There's no denying that conservatives are largely disappointed that Chief Justice John Roberts cast the deciding vote upholding the constitutionality of the Patient Protection and Affordable Care Act, more commonly known as Obamacare.
Especially irksome to many is the way in which he cited Congress's authority to levy taxes as the way to preserve the new law's mandate that every American purchase some form of health insurance or pay a penalty. Typical of the criticism is that leveled by Grover G. Norquist, the influential president of Americans for Tax Reform.
Writing in Politico Norquist opined,
Justice Roberts believes he is limiting the power of the central government by requiring it to change the reason it gives for forcing Americans to behave as told. Before, we can force you to do what we want because the 'commerce clause' gives us that power. Now, the government can threaten you with a tax large enough to bludgeon you to do what it wants you to do.
"This appears," Norquist continued, "to be a distinction without a difference. He has slammed shut the old door and opened a new one."
Also bothersome to many is the emerging story that Roberts "changed sides" during the court's internal debate. Initially, the story goes, Roberts agreed with Justices Scalia, Kennedy, Thomas, and Alito—who issued a strongly worded dissent declaring the whole law unconstitutional. Bowing to political pressure, seeking to preserve the court's reputation, and/or wishing to be loved by the Washington establishment, say the tellers of the tale, Roberts chose to jump the fence and instead voted with Justices Breyer, Ginsburg, Sotomayor, and Kagan to keep the law on the books.
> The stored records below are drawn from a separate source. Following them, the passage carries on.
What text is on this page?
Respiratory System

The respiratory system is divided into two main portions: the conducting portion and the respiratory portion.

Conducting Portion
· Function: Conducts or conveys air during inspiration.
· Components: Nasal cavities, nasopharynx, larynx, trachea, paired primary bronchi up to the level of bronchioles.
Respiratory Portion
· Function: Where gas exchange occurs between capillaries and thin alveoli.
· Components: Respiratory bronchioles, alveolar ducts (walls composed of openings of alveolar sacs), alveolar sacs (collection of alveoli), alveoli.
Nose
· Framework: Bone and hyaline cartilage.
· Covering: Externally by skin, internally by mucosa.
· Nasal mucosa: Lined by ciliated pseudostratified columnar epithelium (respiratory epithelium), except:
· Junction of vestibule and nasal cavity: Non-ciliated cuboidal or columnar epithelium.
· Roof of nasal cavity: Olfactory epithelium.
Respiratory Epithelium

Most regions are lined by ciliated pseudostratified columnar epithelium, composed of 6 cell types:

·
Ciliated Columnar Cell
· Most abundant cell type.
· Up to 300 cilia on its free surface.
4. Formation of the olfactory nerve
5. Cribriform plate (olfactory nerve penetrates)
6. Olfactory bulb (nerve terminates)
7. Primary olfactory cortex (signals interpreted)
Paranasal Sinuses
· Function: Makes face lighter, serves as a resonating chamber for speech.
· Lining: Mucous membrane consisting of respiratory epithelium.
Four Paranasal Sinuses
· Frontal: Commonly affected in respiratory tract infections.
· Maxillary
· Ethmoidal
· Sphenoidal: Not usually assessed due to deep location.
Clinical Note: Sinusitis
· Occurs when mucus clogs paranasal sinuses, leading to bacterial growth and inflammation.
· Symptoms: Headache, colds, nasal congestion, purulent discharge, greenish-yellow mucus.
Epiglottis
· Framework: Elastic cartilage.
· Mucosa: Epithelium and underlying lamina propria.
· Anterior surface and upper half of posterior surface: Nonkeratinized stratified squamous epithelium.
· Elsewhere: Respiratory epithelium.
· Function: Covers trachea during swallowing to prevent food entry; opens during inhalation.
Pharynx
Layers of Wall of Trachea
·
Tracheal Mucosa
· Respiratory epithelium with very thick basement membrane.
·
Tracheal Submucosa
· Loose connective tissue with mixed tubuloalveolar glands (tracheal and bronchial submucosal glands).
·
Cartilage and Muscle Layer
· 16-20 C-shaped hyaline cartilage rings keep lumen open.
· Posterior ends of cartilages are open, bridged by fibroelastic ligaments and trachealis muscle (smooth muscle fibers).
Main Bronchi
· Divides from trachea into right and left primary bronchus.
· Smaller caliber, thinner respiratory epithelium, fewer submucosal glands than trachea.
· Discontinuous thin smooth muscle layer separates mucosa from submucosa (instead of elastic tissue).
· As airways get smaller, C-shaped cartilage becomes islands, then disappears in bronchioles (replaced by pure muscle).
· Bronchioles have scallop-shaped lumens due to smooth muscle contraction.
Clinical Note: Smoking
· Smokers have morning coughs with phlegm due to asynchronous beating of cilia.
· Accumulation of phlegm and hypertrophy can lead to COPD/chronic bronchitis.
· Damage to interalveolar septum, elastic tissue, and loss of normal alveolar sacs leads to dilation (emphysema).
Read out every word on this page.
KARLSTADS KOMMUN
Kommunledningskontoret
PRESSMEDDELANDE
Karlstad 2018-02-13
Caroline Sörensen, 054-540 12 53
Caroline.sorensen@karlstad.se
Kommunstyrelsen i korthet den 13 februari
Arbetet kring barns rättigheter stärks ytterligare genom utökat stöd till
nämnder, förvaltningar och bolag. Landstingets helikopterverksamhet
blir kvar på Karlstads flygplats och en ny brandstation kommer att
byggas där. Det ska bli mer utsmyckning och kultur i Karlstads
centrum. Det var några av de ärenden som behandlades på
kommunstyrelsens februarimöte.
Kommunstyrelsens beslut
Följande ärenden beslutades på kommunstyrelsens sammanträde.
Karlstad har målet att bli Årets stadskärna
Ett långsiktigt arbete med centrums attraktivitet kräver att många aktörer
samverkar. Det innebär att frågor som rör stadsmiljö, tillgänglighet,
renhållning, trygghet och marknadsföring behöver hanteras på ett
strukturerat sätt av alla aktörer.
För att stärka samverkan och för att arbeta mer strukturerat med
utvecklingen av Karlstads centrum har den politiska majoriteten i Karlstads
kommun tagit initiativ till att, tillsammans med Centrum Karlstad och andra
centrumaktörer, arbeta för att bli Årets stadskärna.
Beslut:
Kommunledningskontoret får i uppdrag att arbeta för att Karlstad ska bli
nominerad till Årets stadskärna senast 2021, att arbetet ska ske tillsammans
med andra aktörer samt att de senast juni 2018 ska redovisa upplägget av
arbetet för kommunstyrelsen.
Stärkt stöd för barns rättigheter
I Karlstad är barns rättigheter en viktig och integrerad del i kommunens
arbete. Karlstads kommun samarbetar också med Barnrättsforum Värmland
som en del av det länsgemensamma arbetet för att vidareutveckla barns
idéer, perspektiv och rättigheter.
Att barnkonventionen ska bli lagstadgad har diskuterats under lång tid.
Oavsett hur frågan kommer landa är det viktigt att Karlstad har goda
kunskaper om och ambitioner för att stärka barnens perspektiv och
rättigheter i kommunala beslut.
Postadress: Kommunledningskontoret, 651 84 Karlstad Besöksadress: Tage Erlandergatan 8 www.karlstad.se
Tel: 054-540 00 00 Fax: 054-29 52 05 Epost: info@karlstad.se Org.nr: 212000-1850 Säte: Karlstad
All of this, to one degree or another, is beside the point. The decision has been reached and no amount of Monday morning quarterbacking will make a difference. It is important to know what the court said and how its ruling is to be applied going forward. It is important to understand, to the extent possible, the legal reasoning underpinning what Roberts wrote and what the other justices wrote. But the most important thing, the first thing really, is the need to press on in the political arena with the case for repeal.
The court case, which appeared to have considerable merit, was really only a shortcut, a way to circumvent the democratic process. To be sure the court should have made its finding on the basis of constitutional limitations on government as the founders intended, which many have persuasively argued it did not do, but the real cause has always been to repeal Obamacare through the same legislative process by which it was enacted.
In that regard, the always insightful Dean Clancy of FreedomWorks has come up with a five-point plan to repeal Obamacare:
- Stop your state from setting up an ObamaCare exchange.
- Get your state to opt out of the ObamaCare Medicaid expansion.
- Elect four additional pro-repeal Senators, which would give us a pro-repeal majority.
- Retain and if possible enlarge the existing House majority, which is committed to full repeal.
- Elect a president who will sign the full repeal bill.
Breathtaking in its simplicity, the plan virtuously relies on the democratic process—and not the imperial judiciary—to achieve what is, fundamentally, a political objective. The battle can be won—but it only if those who oppose Obamacare engage in the process themselves and do not rely on others to win the fight for them.